Can 1300/1 odds be offered on a number doubling on a European Single Zero wheel due to the probability of the event being (1^37)*(1^37) giving 1369 as the probability of the event occurring?
I look at this as being (For true odds) 36/1 plus stake * 36 which equals 1332?
Can anyone help point out the error of my thinking please?

Sure, that works. It'd have about a 5% house edge. The odds and payout would be the same for any two-number bet (1 and then 2, 6 and then 9, 14 and then 14, etc.). You'd just have to book the bet(s) before the first spin, and have a marker or something to make sure that the hit on spin 1 was not paid off.

rdw4potus: What would the odds be if there was no payout for the 1st event as the bet only requires a bet to be placed on the 2nd event occurring? ie you nominate the 2nd number and only lose the stake for that, there is no odds or payout for the 1st event, so to speak?
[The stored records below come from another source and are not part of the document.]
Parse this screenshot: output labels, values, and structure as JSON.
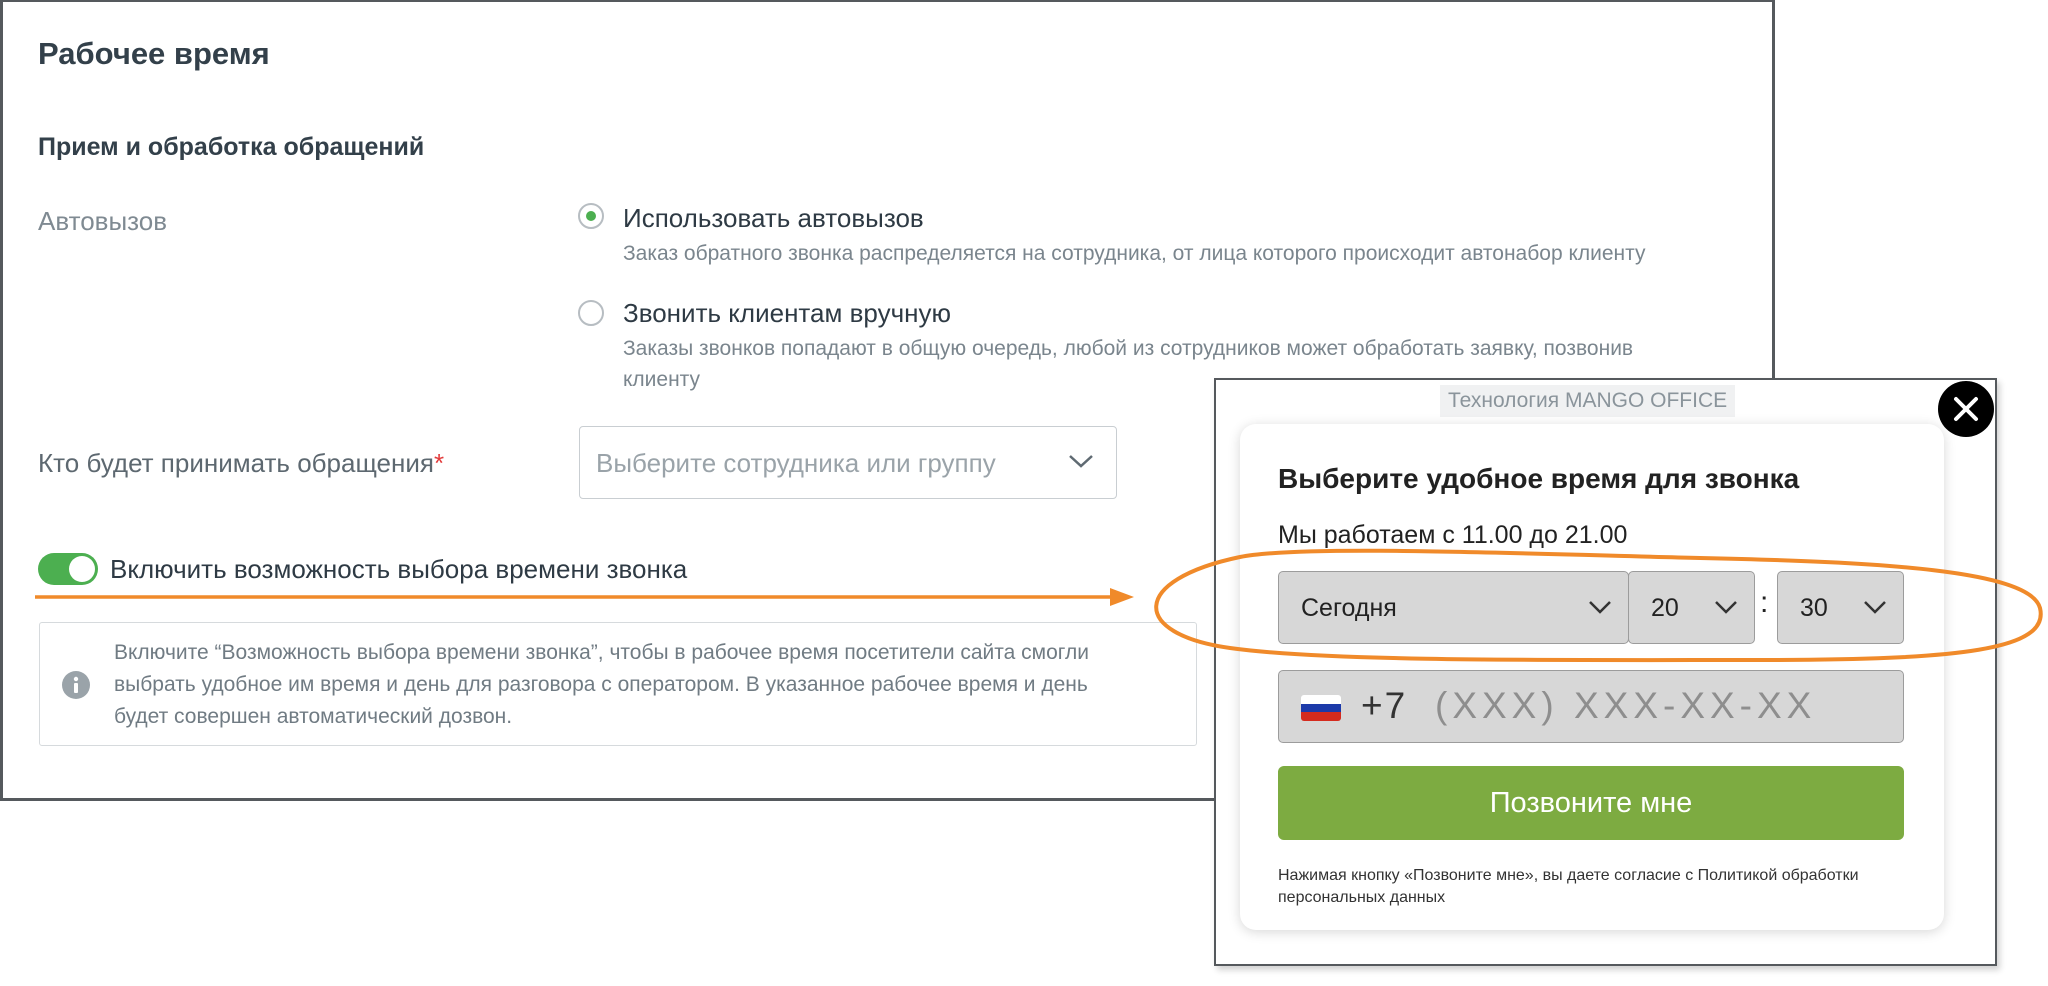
{
  "settings": {
    "page_title": "Рабочее время",
    "section_title": "Прием и обработка обращений",
    "autodial_label": "Автовызов",
    "option_auto": {
      "title": "Использовать автовызов",
      "description": "Заказ обратного звонка распределяется на сотрудника, от лица которого происходит автонабор клиенту",
      "selected": true
    },
    "option_manual": {
      "title": "Звонить клиентам вручную",
      "description": "Заказы звонков попадают в общую очередь, любой из сотрудников может обработать заявку, позвонив клиенту",
      "selected": false
    },
    "receiver_label": "Кто будет принимать обращения",
    "required_mark": "*",
    "receiver_placeholder": "Выберите сотрудника или группу",
    "toggle_label": "Включить возможность выбора времени звонка",
    "toggle_on": true,
    "info_text": "Включите “Возможность выбора времени звонка”, чтобы в рабочее время посетители сайта смогли\nвыбрать удобное им время и день для разговора с оператором. В указанное рабочее время и день\nбудет совершен автоматический дозвон."
  },
  "widget": {
    "badge": "Технология MANGO OFFICE",
    "title": "Выберите удобное время для звонка",
    "hours": "Мы работаем с 11.00 до 21.00",
    "day": "Сегодня",
    "hour": "20",
    "colon": ":",
    "minute": "30",
    "phone_code": "+7",
    "phone_mask": "(XXX) XXX-XX-XX",
    "call_button": "Позвоните мне",
    "consent": "Нажимая кнопку «Позвоните мне», вы даете согласие с Политикой обработки персональных данных"
  },
  "colors": {
    "accent_green": "#4caf50",
    "call_button": "#7dab41",
    "highlight_orange": "#f08a2a",
    "required": "#e23b3b"
  }
}
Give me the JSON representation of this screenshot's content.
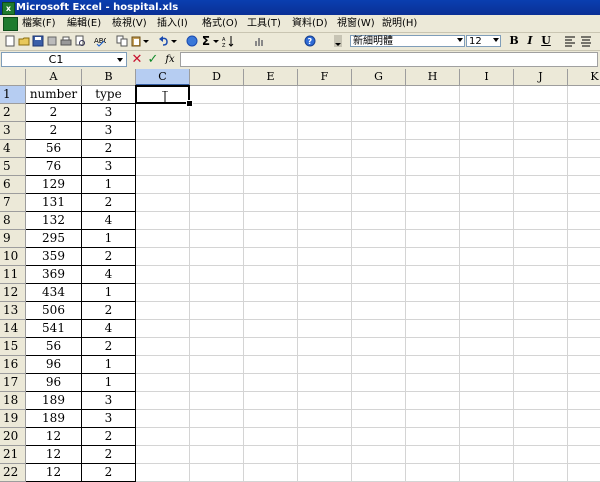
{
  "window": {
    "title": "Microsoft Excel - hospital.xls"
  },
  "menu": [
    {
      "label": "檔案(F)"
    },
    {
      "label": "編輯(E)"
    },
    {
      "label": "檢視(V)"
    },
    {
      "label": "插入(I)"
    },
    {
      "label": "格式(O)"
    },
    {
      "label": "工具(T)"
    },
    {
      "label": "資料(D)"
    },
    {
      "label": "視窗(W)"
    },
    {
      "label": "說明(H)"
    }
  ],
  "toolbar": {
    "font_name": "新細明體",
    "font_size": "12",
    "sigma": "Σ",
    "bold": "B",
    "italic": "I",
    "underline": "U"
  },
  "formula_bar": {
    "name_box": "C1",
    "fx": "fx",
    "content": ""
  },
  "sheet": {
    "columns": [
      "A",
      "B",
      "C",
      "D",
      "E",
      "F",
      "G",
      "H",
      "I",
      "J",
      "K"
    ],
    "active_column": "C",
    "active_row": 1,
    "rows": [
      {
        "n": "1",
        "a": "number",
        "b": "type"
      },
      {
        "n": "2",
        "a": "2",
        "b": "3"
      },
      {
        "n": "3",
        "a": "2",
        "b": "3"
      },
      {
        "n": "4",
        "a": "56",
        "b": "2"
      },
      {
        "n": "5",
        "a": "76",
        "b": "3"
      },
      {
        "n": "6",
        "a": "129",
        "b": "1"
      },
      {
        "n": "7",
        "a": "131",
        "b": "2"
      },
      {
        "n": "8",
        "a": "132",
        "b": "4"
      },
      {
        "n": "9",
        "a": "295",
        "b": "1"
      },
      {
        "n": "10",
        "a": "359",
        "b": "2"
      },
      {
        "n": "11",
        "a": "369",
        "b": "4"
      },
      {
        "n": "12",
        "a": "434",
        "b": "1"
      },
      {
        "n": "13",
        "a": "506",
        "b": "2"
      },
      {
        "n": "14",
        "a": "541",
        "b": "4"
      },
      {
        "n": "15",
        "a": "56",
        "b": "2"
      },
      {
        "n": "16",
        "a": "96",
        "b": "1"
      },
      {
        "n": "17",
        "a": "96",
        "b": "1"
      },
      {
        "n": "18",
        "a": "189",
        "b": "3"
      },
      {
        "n": "19",
        "a": "189",
        "b": "3"
      },
      {
        "n": "20",
        "a": "12",
        "b": "2"
      },
      {
        "n": "21",
        "a": "12",
        "b": "2"
      },
      {
        "n": "22",
        "a": "12",
        "b": "2"
      }
    ]
  }
}
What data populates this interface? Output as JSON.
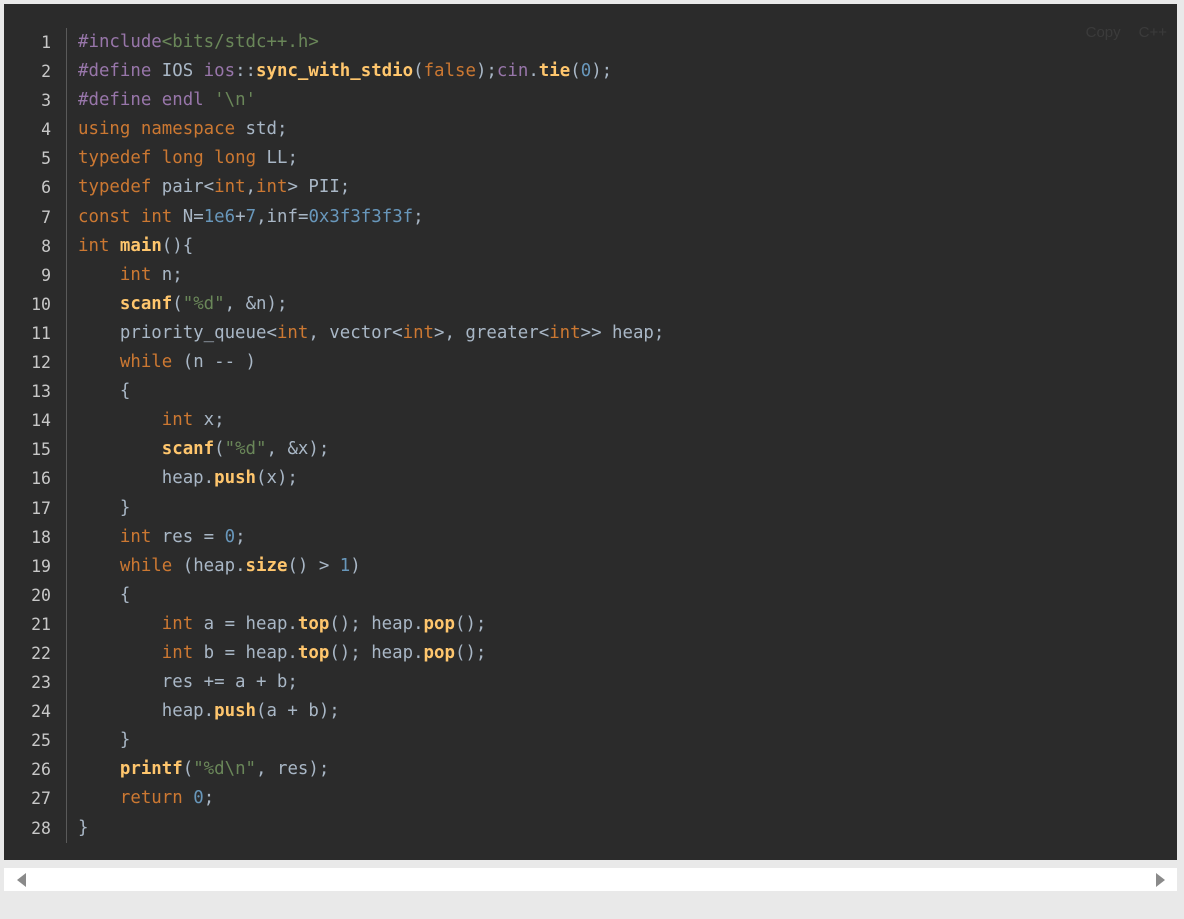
{
  "toolbar": {
    "copy_label": "Copy",
    "lang_label": "C++"
  },
  "colors": {
    "default": "#a9b7c6",
    "keyword": "#cc7832",
    "preprocessor": "#9876aa",
    "string": "#6a8759",
    "number": "#6897bb",
    "function": "#ffc66d",
    "line_number": "#c8c8c8",
    "background": "#2b2b2b"
  },
  "scrollbar": {
    "left_icon": "arrow-left-icon",
    "right_icon": "arrow-right-icon"
  },
  "code_lines": [
    [
      [
        "#include",
        "p"
      ],
      [
        "<bits/stdc++.h>",
        "s"
      ]
    ],
    [
      [
        "#define",
        "p"
      ],
      [
        " IOS ",
        "d"
      ],
      [
        "ios",
        "p"
      ],
      [
        "::",
        "d"
      ],
      [
        "sync_with_stdio",
        "f"
      ],
      [
        "(",
        "d"
      ],
      [
        "false",
        "k"
      ],
      [
        ");",
        "d"
      ],
      [
        "cin",
        "p"
      ],
      [
        ".",
        "d"
      ],
      [
        "tie",
        "f"
      ],
      [
        "(",
        "d"
      ],
      [
        "0",
        "n"
      ],
      [
        ");",
        "d"
      ]
    ],
    [
      [
        "#define",
        "p"
      ],
      [
        " endl ",
        "p"
      ],
      [
        "'\\n'",
        "s"
      ]
    ],
    [
      [
        "using",
        "k"
      ],
      [
        " ",
        "d"
      ],
      [
        "namespace",
        "k"
      ],
      [
        " std;",
        "d"
      ]
    ],
    [
      [
        "typedef",
        "k"
      ],
      [
        " ",
        "d"
      ],
      [
        "long",
        "k"
      ],
      [
        " ",
        "d"
      ],
      [
        "long",
        "k"
      ],
      [
        " LL;",
        "d"
      ]
    ],
    [
      [
        "typedef",
        "k"
      ],
      [
        " pair<",
        "d"
      ],
      [
        "int",
        "k"
      ],
      [
        ",",
        "d"
      ],
      [
        "int",
        "k"
      ],
      [
        "> PII;",
        "d"
      ]
    ],
    [
      [
        "const",
        "k"
      ],
      [
        " ",
        "d"
      ],
      [
        "int",
        "k"
      ],
      [
        " N=",
        "d"
      ],
      [
        "1e6",
        "n"
      ],
      [
        "+",
        "d"
      ],
      [
        "7",
        "n"
      ],
      [
        ",inf=",
        "d"
      ],
      [
        "0x3f3f3f3f",
        "n"
      ],
      [
        ";",
        "d"
      ]
    ],
    [
      [
        "int",
        "k"
      ],
      [
        " ",
        "d"
      ],
      [
        "main",
        "f"
      ],
      [
        "(){",
        "d"
      ]
    ],
    [
      [
        "    ",
        "d"
      ],
      [
        "int",
        "k"
      ],
      [
        " n;",
        "d"
      ]
    ],
    [
      [
        "    ",
        "d"
      ],
      [
        "scanf",
        "f"
      ],
      [
        "(",
        "d"
      ],
      [
        "\"%d\"",
        "s"
      ],
      [
        ", &n);",
        "d"
      ]
    ],
    [
      [
        "    priority_queue<",
        "d"
      ],
      [
        "int",
        "k"
      ],
      [
        ", vector<",
        "d"
      ],
      [
        "int",
        "k"
      ],
      [
        ">, greater<",
        "d"
      ],
      [
        "int",
        "k"
      ],
      [
        ">> heap;",
        "d"
      ]
    ],
    [
      [
        "    ",
        "d"
      ],
      [
        "while",
        "k"
      ],
      [
        " (n -- )",
        "d"
      ]
    ],
    [
      [
        "    {",
        "d"
      ]
    ],
    [
      [
        "        ",
        "d"
      ],
      [
        "int",
        "k"
      ],
      [
        " x;",
        "d"
      ]
    ],
    [
      [
        "        ",
        "d"
      ],
      [
        "scanf",
        "f"
      ],
      [
        "(",
        "d"
      ],
      [
        "\"%d\"",
        "s"
      ],
      [
        ", &x);",
        "d"
      ]
    ],
    [
      [
        "        heap.",
        "d"
      ],
      [
        "push",
        "f"
      ],
      [
        "(x);",
        "d"
      ]
    ],
    [
      [
        "    }",
        "d"
      ]
    ],
    [
      [
        "    ",
        "d"
      ],
      [
        "int",
        "k"
      ],
      [
        " res = ",
        "d"
      ],
      [
        "0",
        "n"
      ],
      [
        ";",
        "d"
      ]
    ],
    [
      [
        "    ",
        "d"
      ],
      [
        "while",
        "k"
      ],
      [
        " (heap.",
        "d"
      ],
      [
        "size",
        "f"
      ],
      [
        "() > ",
        "d"
      ],
      [
        "1",
        "n"
      ],
      [
        ")",
        "d"
      ]
    ],
    [
      [
        "    {",
        "d"
      ]
    ],
    [
      [
        "        ",
        "d"
      ],
      [
        "int",
        "k"
      ],
      [
        " a = heap.",
        "d"
      ],
      [
        "top",
        "f"
      ],
      [
        "(); heap.",
        "d"
      ],
      [
        "pop",
        "f"
      ],
      [
        "();",
        "d"
      ]
    ],
    [
      [
        "        ",
        "d"
      ],
      [
        "int",
        "k"
      ],
      [
        " b = heap.",
        "d"
      ],
      [
        "top",
        "f"
      ],
      [
        "(); heap.",
        "d"
      ],
      [
        "pop",
        "f"
      ],
      [
        "();",
        "d"
      ]
    ],
    [
      [
        "        res += a + b;",
        "d"
      ]
    ],
    [
      [
        "        heap.",
        "d"
      ],
      [
        "push",
        "f"
      ],
      [
        "(a + b);",
        "d"
      ]
    ],
    [
      [
        "    }",
        "d"
      ]
    ],
    [
      [
        "    ",
        "d"
      ],
      [
        "printf",
        "f"
      ],
      [
        "(",
        "d"
      ],
      [
        "\"%d\\n\"",
        "s"
      ],
      [
        ", res);",
        "d"
      ]
    ],
    [
      [
        "    ",
        "d"
      ],
      [
        "return",
        "k"
      ],
      [
        " ",
        "d"
      ],
      [
        "0",
        "n"
      ],
      [
        ";",
        "d"
      ]
    ],
    [
      [
        "}",
        "d"
      ]
    ]
  ]
}
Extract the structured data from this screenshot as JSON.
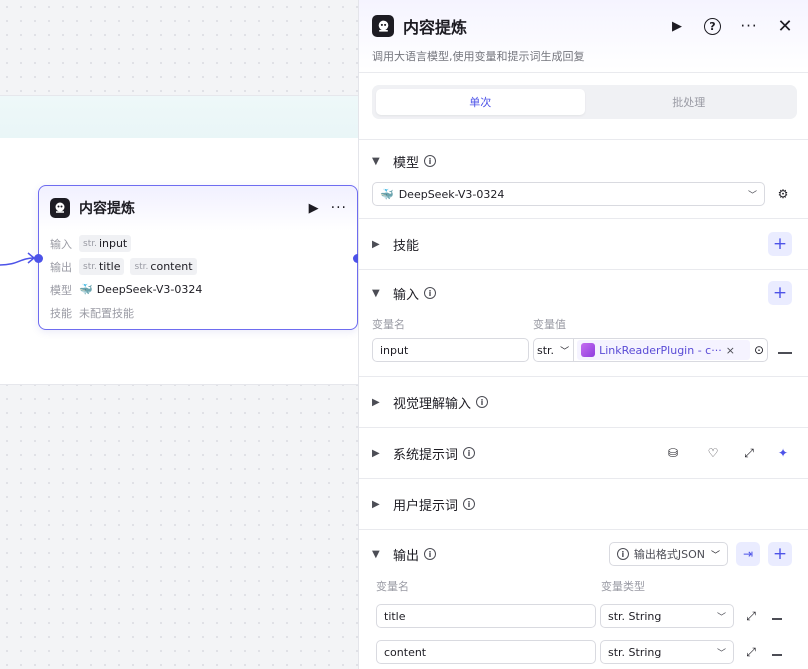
{
  "node": {
    "title": "内容提炼",
    "rows": {
      "input_label": "输入",
      "input_tag_type": "str.",
      "input_tag_name": "input",
      "output_label": "输出",
      "output_tags": [
        {
          "type": "str.",
          "name": "title"
        },
        {
          "type": "str.",
          "name": "content"
        }
      ],
      "model_label": "模型",
      "model_value": "DeepSeek-V3-0324",
      "skill_label": "技能",
      "skill_value": "未配置技能"
    }
  },
  "panel": {
    "title": "内容提炼",
    "description": "调用大语言模型,使用变量和提示词生成回复",
    "tabs": [
      "单次",
      "批处理"
    ],
    "active_tab": "单次",
    "sections": {
      "model": {
        "label": "模型",
        "selected": "DeepSeek-V3-0324"
      },
      "skills": {
        "label": "技能"
      },
      "input": {
        "label": "输入",
        "col_name": "变量名",
        "col_value": "变量值",
        "row": {
          "name": "input",
          "type": "str.",
          "plugin": "LinkReaderPlugin - c···"
        }
      },
      "vision": {
        "label": "视觉理解输入"
      },
      "system_prompt": {
        "label": "系统提示词"
      },
      "user_prompt": {
        "label": "用户提示词"
      },
      "output": {
        "label": "输出",
        "format_label": "输出格式JSON",
        "col_name": "变量名",
        "col_type": "变量类型",
        "rows": [
          {
            "name": "title",
            "type": "str. String"
          },
          {
            "name": "content",
            "type": "str. String"
          }
        ]
      }
    }
  },
  "colors": {
    "accent": "#4d53e8",
    "node_border": "#6e6cf0",
    "plugin": "#8f3dde"
  }
}
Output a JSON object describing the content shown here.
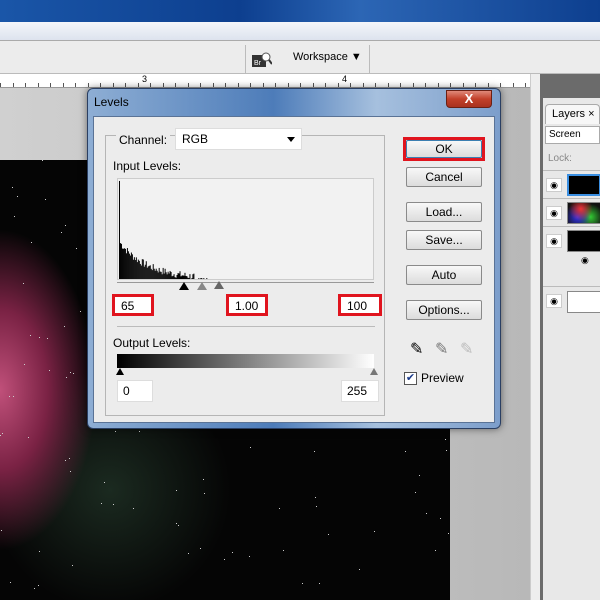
{
  "toolbar": {
    "workspace_label": "Workspace ▼",
    "bridge_icon": "bridge-icon"
  },
  "ruler": {
    "labels": [
      "3",
      "4"
    ]
  },
  "layers_panel": {
    "tab_label": "Layers ×",
    "blend_mode": "Screen",
    "lock_label": "Lock:"
  },
  "dialog": {
    "title": "Levels",
    "close_label": "X",
    "channel_label": "Channel:",
    "channel_value": "RGB",
    "input_levels_label": "Input Levels:",
    "input_black": "65",
    "input_gamma": "1.00",
    "input_white": "100",
    "output_levels_label": "Output Levels:",
    "output_black": "0",
    "output_white": "255",
    "buttons": {
      "ok": "OK",
      "cancel": "Cancel",
      "load": "Load...",
      "save": "Save...",
      "auto": "Auto",
      "options": "Options..."
    },
    "preview_label": "Preview",
    "preview_checked": true,
    "highlight_color": "#e0141e"
  }
}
If you mean that the first number has to happen, but results in no payment, then the odds of success are 1/37^2, or 1:1369. Example, the bet is on a repeated 23. The first 23 is recorded but not paid. The second 23 is paid at 1300:1. the house edge is 69/1369=5.04%.

If you mean that the first number is completely ignored, then the odds of success on the second spin are 1/37. I'm thinking that the first example is what you're going for.

thanks